Let’s Talk About: Magnus Bane

Hey guys,

Have you read any of the Shadowhunter series by Cassandra Clare? If you have it’s likely you’ve been following it for a while, the series is huge with more works still appearing.

One of the things I love about Cassandra Clare’s Shadowhunter series is the way that all the subseries are linked. Most of the time, it is through families that they are linked (so we see the Herondale family and the Fairchild and the Lightwoods in all of the various series’) or the Silent Brothers but there is one character that always reappears without fail throughout it all. Magnus Bane. (As it stands at the moment, he is the only character that appears in all of the main instalments of the series).

So let’s talk about Magnus Bane.

Magnus Bane is a Warlock, one of the few mentioned on the series. Warlocks are of the Downworlder species, a somewhat derogatory term used to describe species of the shadow world that aren’t the shadowhunters and so, as most of the downworlders are, he is treated as a lesser being. He is an excellent character, by far one of my favourites for the series but I also feel like he is one of the characters that are most frequently looked over and underrated for what he brings to the series as a whole. Don’t get me wrong, he has an entire collection of short stories (see the Bane Chronicles) but his participation in the main series is definitely not appreciated as much as it should be. Most love his character for his wit and charm but is he really appreciated like he should be? I don’t think he is. (I should mention that I haven’t read all of the books that are currently available in the Shadowhunter series. That is because there are SO many of them and I don’t have the physical space to own that many more books. But I know that Magnus is present throughout all of the books, including the more recently published ones, however, I am mostly basing this off of my current knowledge).

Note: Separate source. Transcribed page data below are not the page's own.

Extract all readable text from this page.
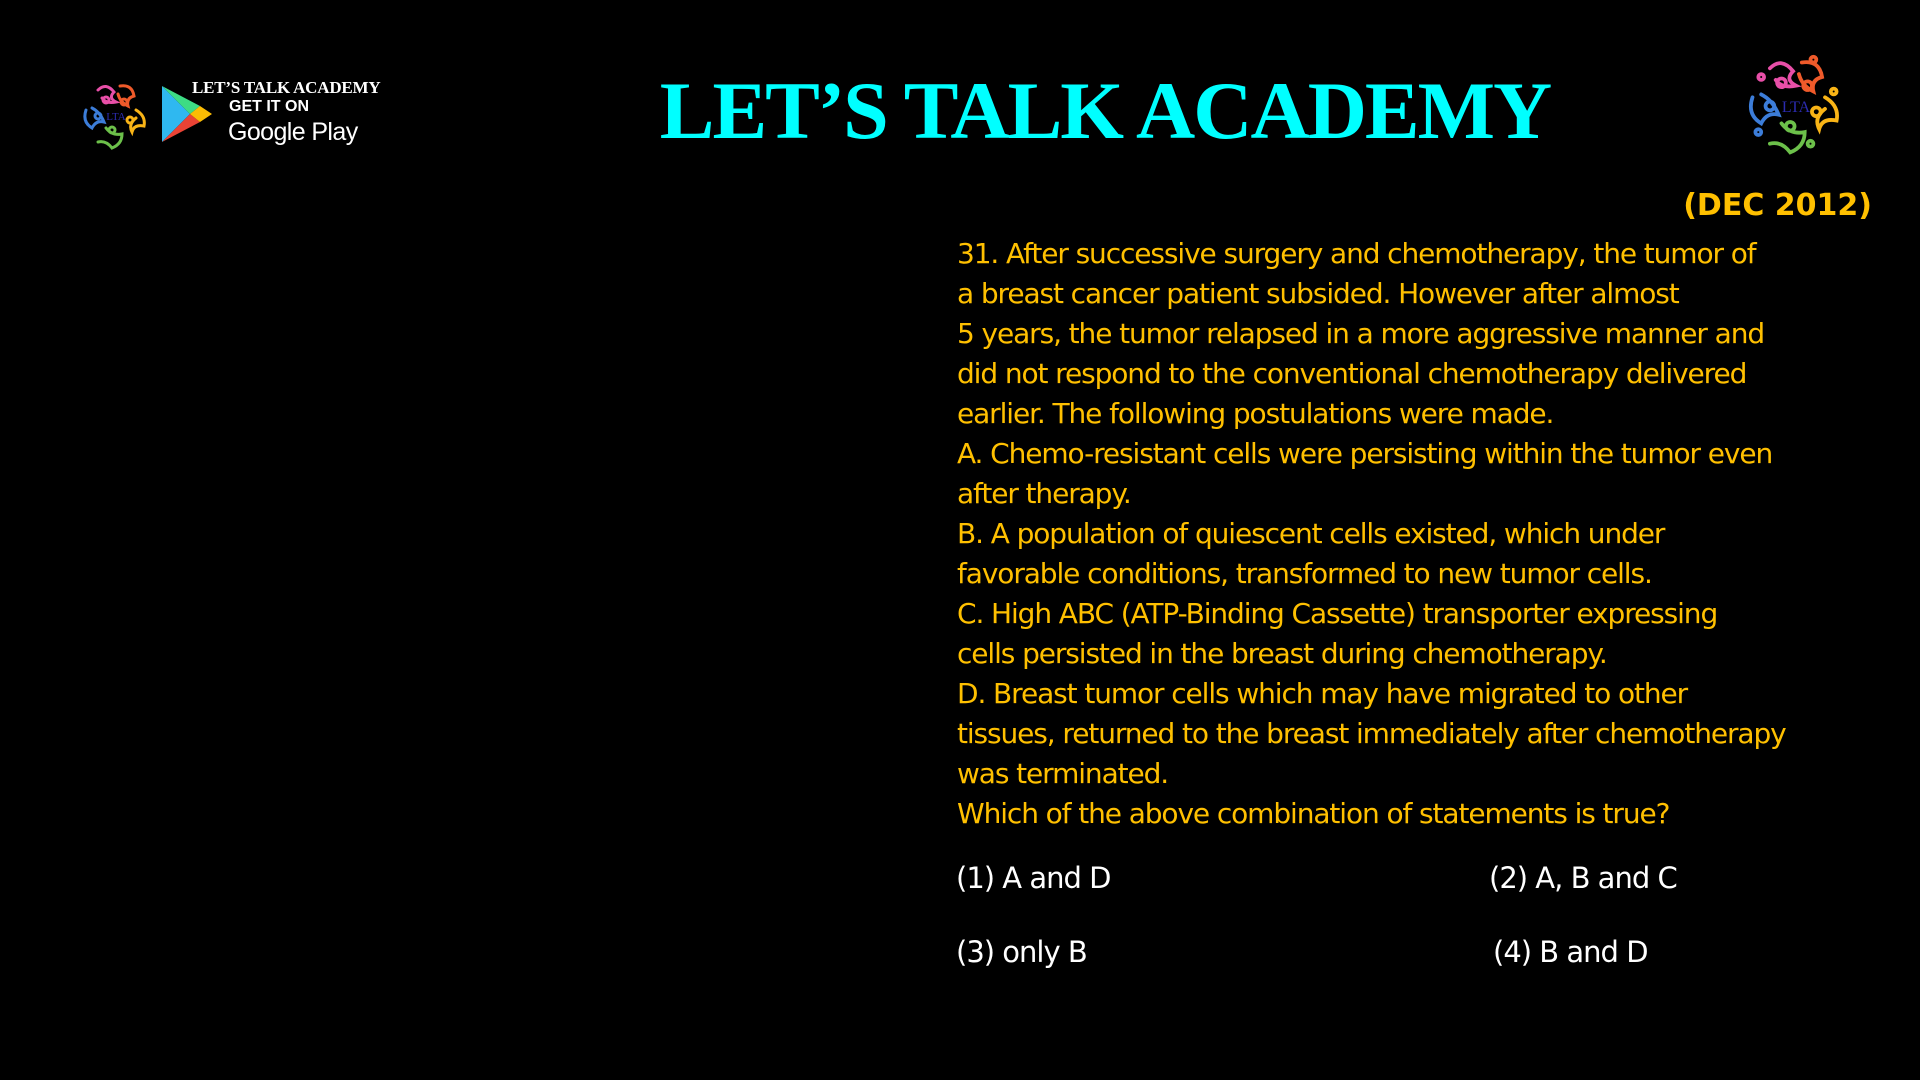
LTA
LET’S TALK ACADEMY
GET IT ON
Google Play	LET’S TALK ACADEMY	LTA
(DEC 2012)
31. After successive surgery and chemotherapy, the tumor of
a breast cancer patient subsided. However after almost
5 years, the tumor relapsed in a more aggressive manner and
did not respond to the conventional chemotherapy delivered
earlier. The following postulations were made.
A. Chemo-resistant cells were persisting within the tumor even
after therapy.
B. A population of quiescent cells existed, which under
favorable conditions, transformed to new tumor cells.
C. High ABC (ATP-Binding Cassette) transporter expressing
cells persisted in the breast during chemotherapy.
D. Breast tumor cells which may have migrated to other
tissues, returned to the breast immediately after chemotherapy
was terminated.
Which of the above combination of statements is true?
(1) A and D	(2) A, B and C
(3) only B	(4) B and D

One thing that is important to note about Magnus is that he is old. The Shadowhunter series is great because it spans across various generations and it’s amazing especially when you see all the links between the different families but one of the constants throughout the series is Magnus. However, it is easy to forget just how old he actually is (probably because he remains relevant with the times). He tends to keep up to date with the times, with his fashion and tastes, and so often appears to be younger than he actually is but as a character appearing in books set in the 1800s he is at least four centuries old.

“I was alive when the Dead Sea was just a lake that was feeling a little poorly.”

He has a sad history. From a very young age, his parents hated him and when his mother found out he was a warlock, she hung herself. His father (not his biological father) tried to drown him which resulted in Magnus burning him where he stood. His real father is Asmodeus, a Greater Demon, and a Prince of Hell. (There are definitely advantages when your father is the Prince of Hell and Magnus, aware of his father’s influence, occasionally used his father’s influence in his favour) Magnus was brought up by churchmen and raised by the Silent Brothers in Madrid in the 17th century. One of the characteristics of warlocks in the Shadowhunter series is their Warlock Mark and for Magnus, his warlock mark are his cat eyes and the lack of a bellybutton.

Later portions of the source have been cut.